We’ve now come to the penultimate volume in The Mallorean, and things have begun to reach a crescendo. Garion and company have to increasingly confront the perils of prophecy as they grow closer to the moment foretold for eons, when Cyradis the Seer will have to make a dreadful choice between the Child of Dark and the Child of Light. In the process, they make a number of fascinating discoveries.
One of the novel’s most fascinating sequences occurs when Garion and Belgarath visit the University of Melcene, where they encounter a man who has learned the secrets of sorcery on his own. It’s a useful reminder that there are quite a few other people in this vast world that Eddings has created, and not all of them have a major part to play in the major events of the series. (In this case, the sorcerer does help them understand more of the Sardion, the gem that is the evil counterpart to the Orb of Aldur).
It would be very easy to paint both The Belgariad and The Mallorean as paint-by-numbers fantasy. As readers, we already know the beats that the story is going to hit going in, and we also know that certain characters who are going to fulfill certain functions. There are times in this book, however, where we realize that Torak, for one, isn’t nearly as one-dimensional as we might have assumed, particularly when the Garion and Belgarath read the prophecies that Torak himself was obliged to deliver. These sequences where we hear Torak’s voice, however, reveal that there is something more complex going on. As in all great fantasy, Torak isn’t just a malevolent force devoid of any complexity. In fact, he ultimately has no more agency in the unfolding of his destiny than Garion does. In some ways, in fact, his burden is even heavier, since he must largely carry it alone.
I also particularly appreciated this book’s efforts to portray Emperor ‘Zakath with more depth and complexity than did The Belgariad. One gets the sense that part of this series’ attempts to right some of the wrongs of its predecessor in terms of its rather simplistic portrayal of the Angaraks. He’s wry and amusing, and he clearly has had a great burden on his shoulders as the Emperor of Mallorea. Though he has had some of his emotions stripped out of him by various struggles and personal setbacks, he still emerges from the book as someone who really does do the best that he can for his people.
Though the storytelling in Sorceress of Darshiva is as streamlined as its predecessors, it does continue the practice of occasionally zooming out to give the reader a sense of what’s going on in the rest of the world. This is a neat little device, a way of reminding us that, though the quest of Belgarion and the rest is, of course, the most important thing going on in the world, there are other characters who are also playing a key part in the events that are about to shape the world. I liked the emphasis on Queen Porenn in particular, if for no other reason than that it’s nice to see some attention paid to one of the few female monarchs in the series.

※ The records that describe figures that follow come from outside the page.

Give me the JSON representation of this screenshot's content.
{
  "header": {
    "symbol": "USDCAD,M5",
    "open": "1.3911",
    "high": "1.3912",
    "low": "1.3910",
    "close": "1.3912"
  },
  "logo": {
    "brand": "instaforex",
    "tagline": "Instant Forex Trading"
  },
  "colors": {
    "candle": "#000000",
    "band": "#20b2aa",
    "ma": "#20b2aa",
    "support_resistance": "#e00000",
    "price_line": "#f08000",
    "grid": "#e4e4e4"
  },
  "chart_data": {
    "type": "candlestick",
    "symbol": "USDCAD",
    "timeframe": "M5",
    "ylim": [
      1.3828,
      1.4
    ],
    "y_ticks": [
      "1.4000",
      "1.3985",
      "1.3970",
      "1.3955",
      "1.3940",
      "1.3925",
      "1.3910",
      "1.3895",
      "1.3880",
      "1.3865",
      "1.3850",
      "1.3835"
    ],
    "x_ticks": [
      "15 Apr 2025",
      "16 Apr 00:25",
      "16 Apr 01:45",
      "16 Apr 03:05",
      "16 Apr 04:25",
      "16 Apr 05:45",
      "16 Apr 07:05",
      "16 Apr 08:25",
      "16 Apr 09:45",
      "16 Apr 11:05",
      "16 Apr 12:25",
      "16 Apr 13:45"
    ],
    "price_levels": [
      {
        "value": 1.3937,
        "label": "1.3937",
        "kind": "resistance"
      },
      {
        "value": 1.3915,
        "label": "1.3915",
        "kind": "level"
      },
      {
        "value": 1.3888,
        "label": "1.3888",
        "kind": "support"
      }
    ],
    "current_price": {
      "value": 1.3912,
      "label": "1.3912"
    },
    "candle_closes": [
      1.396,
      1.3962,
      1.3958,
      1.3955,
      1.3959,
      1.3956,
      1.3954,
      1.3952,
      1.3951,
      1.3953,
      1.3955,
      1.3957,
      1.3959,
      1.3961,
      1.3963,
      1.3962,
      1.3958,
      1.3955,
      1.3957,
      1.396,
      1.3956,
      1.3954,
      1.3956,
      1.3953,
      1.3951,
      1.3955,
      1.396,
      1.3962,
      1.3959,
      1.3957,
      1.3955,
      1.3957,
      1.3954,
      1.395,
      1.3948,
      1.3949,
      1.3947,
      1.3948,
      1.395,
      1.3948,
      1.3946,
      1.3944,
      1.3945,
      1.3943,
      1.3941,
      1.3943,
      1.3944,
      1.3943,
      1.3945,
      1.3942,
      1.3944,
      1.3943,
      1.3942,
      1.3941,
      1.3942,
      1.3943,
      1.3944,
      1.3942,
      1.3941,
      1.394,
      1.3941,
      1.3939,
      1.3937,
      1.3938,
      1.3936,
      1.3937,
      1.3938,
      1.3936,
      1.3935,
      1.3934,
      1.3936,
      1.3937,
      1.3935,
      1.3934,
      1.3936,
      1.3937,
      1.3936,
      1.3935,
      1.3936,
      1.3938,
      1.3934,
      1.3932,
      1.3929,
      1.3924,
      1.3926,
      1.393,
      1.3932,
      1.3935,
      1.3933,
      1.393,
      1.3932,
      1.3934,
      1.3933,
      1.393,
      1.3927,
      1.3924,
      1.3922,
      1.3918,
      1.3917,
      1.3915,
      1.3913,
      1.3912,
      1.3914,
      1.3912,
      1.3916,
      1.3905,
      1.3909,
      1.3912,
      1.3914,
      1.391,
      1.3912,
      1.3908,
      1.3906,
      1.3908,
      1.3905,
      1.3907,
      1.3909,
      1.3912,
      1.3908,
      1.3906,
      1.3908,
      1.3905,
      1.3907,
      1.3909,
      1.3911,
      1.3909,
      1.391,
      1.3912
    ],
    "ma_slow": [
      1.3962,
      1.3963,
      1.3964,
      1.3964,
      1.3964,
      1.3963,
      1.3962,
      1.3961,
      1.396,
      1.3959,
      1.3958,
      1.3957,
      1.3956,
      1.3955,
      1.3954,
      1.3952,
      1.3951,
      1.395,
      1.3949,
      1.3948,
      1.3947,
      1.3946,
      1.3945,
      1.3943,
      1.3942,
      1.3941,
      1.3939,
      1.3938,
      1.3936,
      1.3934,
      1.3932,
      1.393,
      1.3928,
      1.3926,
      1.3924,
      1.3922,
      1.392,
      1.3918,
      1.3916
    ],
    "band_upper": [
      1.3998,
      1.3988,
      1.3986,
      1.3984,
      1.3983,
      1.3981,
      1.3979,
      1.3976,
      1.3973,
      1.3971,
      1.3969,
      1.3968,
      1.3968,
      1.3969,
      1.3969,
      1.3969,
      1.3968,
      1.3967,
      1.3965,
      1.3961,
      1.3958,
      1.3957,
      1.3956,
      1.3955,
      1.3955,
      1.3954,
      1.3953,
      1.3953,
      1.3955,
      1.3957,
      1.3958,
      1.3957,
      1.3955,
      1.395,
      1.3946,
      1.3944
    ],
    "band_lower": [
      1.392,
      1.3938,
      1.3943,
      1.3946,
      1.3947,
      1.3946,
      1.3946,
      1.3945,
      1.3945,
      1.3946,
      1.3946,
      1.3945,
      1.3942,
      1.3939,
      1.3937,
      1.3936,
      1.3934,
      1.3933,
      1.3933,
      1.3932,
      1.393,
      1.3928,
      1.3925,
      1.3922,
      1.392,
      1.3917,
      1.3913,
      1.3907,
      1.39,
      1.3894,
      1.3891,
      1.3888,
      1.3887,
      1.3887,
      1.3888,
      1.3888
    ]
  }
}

Two other positive things are worth noting. First, we finally get to see Durnik attain the reward that he’s been moving toward (unconsciously) since the ending of The Belgariad. He is at last welcomed as one of the disciples of Aldur. It’s fitting that he be given this status, since he has worked as hard as any to make Garion into the person that he is. What’s more, he is a genuinely good man who genuinely loves Polgara and Garion. The other positive development is the inclusion of the character of the female wolf who inexplicably joins their company. Though her identity isn’t revealed until later, the canny reader will no doubt quickly guess who she is and what he role in the coming confrontation will ultimately be.
However, that being said, this book (like so many of the others in this series) tends to lean a bit too heavily on the witty banter and what Eddings seems to think are charming affectations. If you thought that just because Mandorallen wasn’t going to be part of the narrative that you were to be spared his archaic dialogue, you would be mistaken, because we still get it in the person of Cyradis. (I’m fairly sure that he was using this device to poke fun at Tolkien, but it ends up becoming very trite and, frankly, irritating). What’s more, Eddings is often a bit simplistic in his narrative devices. The mysteries aren’t really that mysterious when you get right down to it, and the solutions to the central enigmas (such as “The Place Which is No More”) are, in the final analysis, quite easy to figure out. No wonder so many of the characters seem perplexed that they hadn’t thought of it sooner. (Most canny readers will have figured out the secret pretty early on).
Overall, I quite liked this book. Eddings continues to demonstrate that he has a keen eye for what makes a story work. Narratively, the book has its own story to tell and its own bits of character development, even as it manages to connect with what came before and what follows in the next, and final, book in the series. Just as importantly, while you’re reading one of the books in this series you can’t help but feel swept up in the narrative. At the same time, he knows how to slow down long enough so that the reader really gets a sense of place, and I for one really enjoyed the fact that the company gets to travel around the eastern continent, exploring new peoples, places, and customs.
I’ve already finished The Seeress of Kell, and I can’t wait to share my thoughts with all of you. It’s going to be a blast!